To lay the groundwork for this approach, we tackle the understudied but crucial concept of auditory salience, which measures an object’s capacity to command attention. While visual salience is relatively well understood, the auditory counterpart has remained largely unexplored due to challenges in capturing attention mechanisms in free-listening conditions. We surmount this hurdle by employing an inventive crowd-sourcing-based dichotic salience paradigm. By rigorously validating the reliability of crowd-sourced data through direct comparison with controlled laboratory settings, we not only prove the efficacy of this novel methodology but also pave the way for collecting large-scale, diverse auditory salience datasets.
Moreover, we expand the frontier of auditory salience research by exploring the often-overlooked semantic dimensions. Through carefully designed experimental studies that manipulate the direction of audio scenes, we reveal new insights about how auditory salience is significantly influenced by semantic cues in addition to acoustic attributes. Using our empirical data derived from the crowd-sourced dichotic paradigm and predictive models of salience and salient events, we establish that perceptual salience balances low-level and high-level attributes in guiding what stands out in a natural scene.

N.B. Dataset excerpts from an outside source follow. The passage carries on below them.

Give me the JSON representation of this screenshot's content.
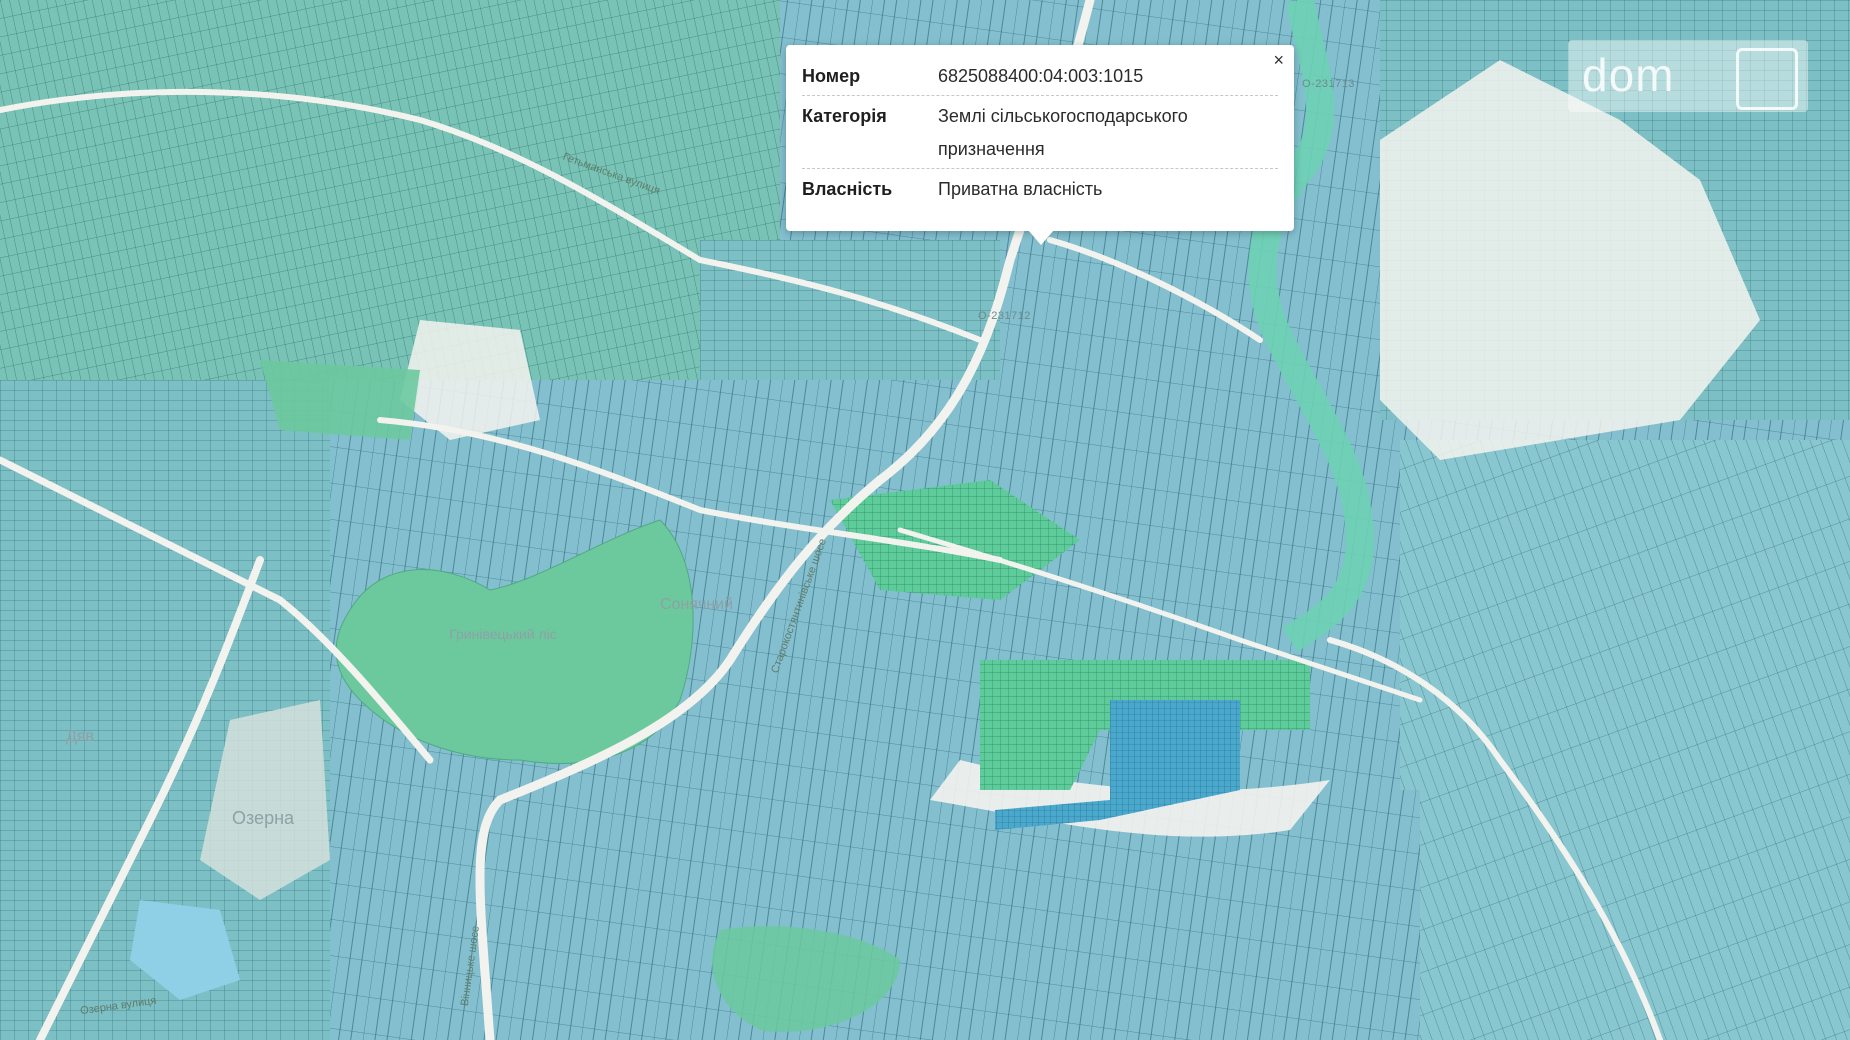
{
  "popup": {
    "close_symbol": "×",
    "rows": [
      {
        "key": "Номер",
        "value": "6825088400:04:003:1015"
      },
      {
        "key": "Категорія",
        "value": "Землі сільськогосподарського призначення"
      },
      {
        "key": "Власність",
        "value": "Приватна власність"
      }
    ]
  },
  "map_labels": {
    "forest": "Гринівецький ліс",
    "district": "Сонячний",
    "town_west": "Озерна",
    "town_west2": "Дяв",
    "street_1": "Гетьманська вулиця",
    "street_2": "Озерна вулиця",
    "highway": "Старокостянтинівське шосе",
    "highway_2": "Вінницьке шосе",
    "route_1": "О-231713",
    "route_2": "О-231712"
  },
  "watermark": {
    "text": "dom",
    "badge_icon": "ria-logo-icon"
  },
  "colors": {
    "parcel_teal": "#6fb7b8",
    "parcel_blue": "#5aa3c7",
    "parcel_green": "#5dc79a",
    "road_white": "#f2f2ee",
    "river": "#6ed0b4",
    "forest": "#6cc99e"
  }
}
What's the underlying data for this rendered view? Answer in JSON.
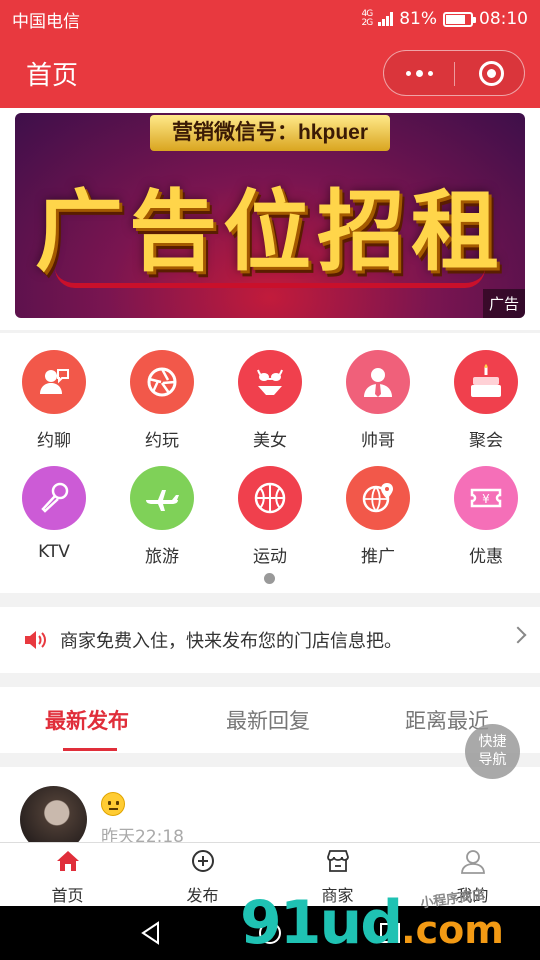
{
  "status_bar": {
    "carrier": "中国电信",
    "network": "4G 2G",
    "battery": "81%",
    "battery_level": 0.81,
    "time": "08:10"
  },
  "navbar": {
    "title": "首页"
  },
  "banner": {
    "ribbon_text": "营销微信号：hkpuer",
    "main_text": "广告位招租",
    "ad_tag": "广告"
  },
  "grid": {
    "items": [
      {
        "label": "约聊",
        "icon": "chat-person-icon",
        "color": "#f2584a"
      },
      {
        "label": "约玩",
        "icon": "aperture-icon",
        "color": "#f2584a"
      },
      {
        "label": "美女",
        "icon": "bikini-icon",
        "color": "#f0404d"
      },
      {
        "label": "帅哥",
        "icon": "man-tie-icon",
        "color": "#f0607a"
      },
      {
        "label": "聚会",
        "icon": "cake-icon",
        "color": "#f0404d"
      },
      {
        "label": "KTV",
        "icon": "microphone-icon",
        "color": "#cc5bd6"
      },
      {
        "label": "旅游",
        "icon": "airplane-icon",
        "color": "#7fd158"
      },
      {
        "label": "运动",
        "icon": "basketball-icon",
        "color": "#f0404d"
      },
      {
        "label": "推广",
        "icon": "globe-pin-icon",
        "color": "#f2584a"
      },
      {
        "label": "优惠",
        "icon": "ticket-icon",
        "color": "#f56fb8"
      }
    ]
  },
  "notice": {
    "text": "商家免费入住，快来发布您的门店信息把。"
  },
  "tabs": [
    {
      "label": "最新发布",
      "active": true
    },
    {
      "label": "最新回复",
      "active": false
    },
    {
      "label": "距离最近",
      "active": false
    }
  ],
  "post": {
    "time": "昨天22:18"
  },
  "fab": {
    "line1": "快捷",
    "line2": "导航"
  },
  "tabbar": [
    {
      "label": "首页",
      "icon": "home-icon",
      "active": true
    },
    {
      "label": "发布",
      "icon": "plus-circle-icon",
      "active": false
    },
    {
      "label": "商家",
      "icon": "store-icon",
      "active": false
    },
    {
      "label": "我的",
      "icon": "user-icon",
      "active": false
    }
  ],
  "watermark": {
    "main": "91ud",
    "suffix": ".com",
    "small": "小程序商店"
  },
  "colors": {
    "accent": "#e8393f",
    "active_tab": "#e02e3a"
  }
}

In addition to the salience models, we developed robust methodologies to detect audio events with various dynamics overlapping with each other. Mimicking how the human auditory cortex performs a rate-specific analysis that can selectively track objects over time, we developed deep-learning models whose latent spaces are constrained to follow specific dynamics. Using the constraints as priors in a variational autoencoder framework, we leveraged large-scale unlabeled data to train rate-specific audio encoders. These rate-specific encoders provide performance gains when fine-tuned using a semi-supervised AED framework. We also developed a coherence-based regularization that enforces smoothness constraints on the latent space, which can lead to further gains in AED performance.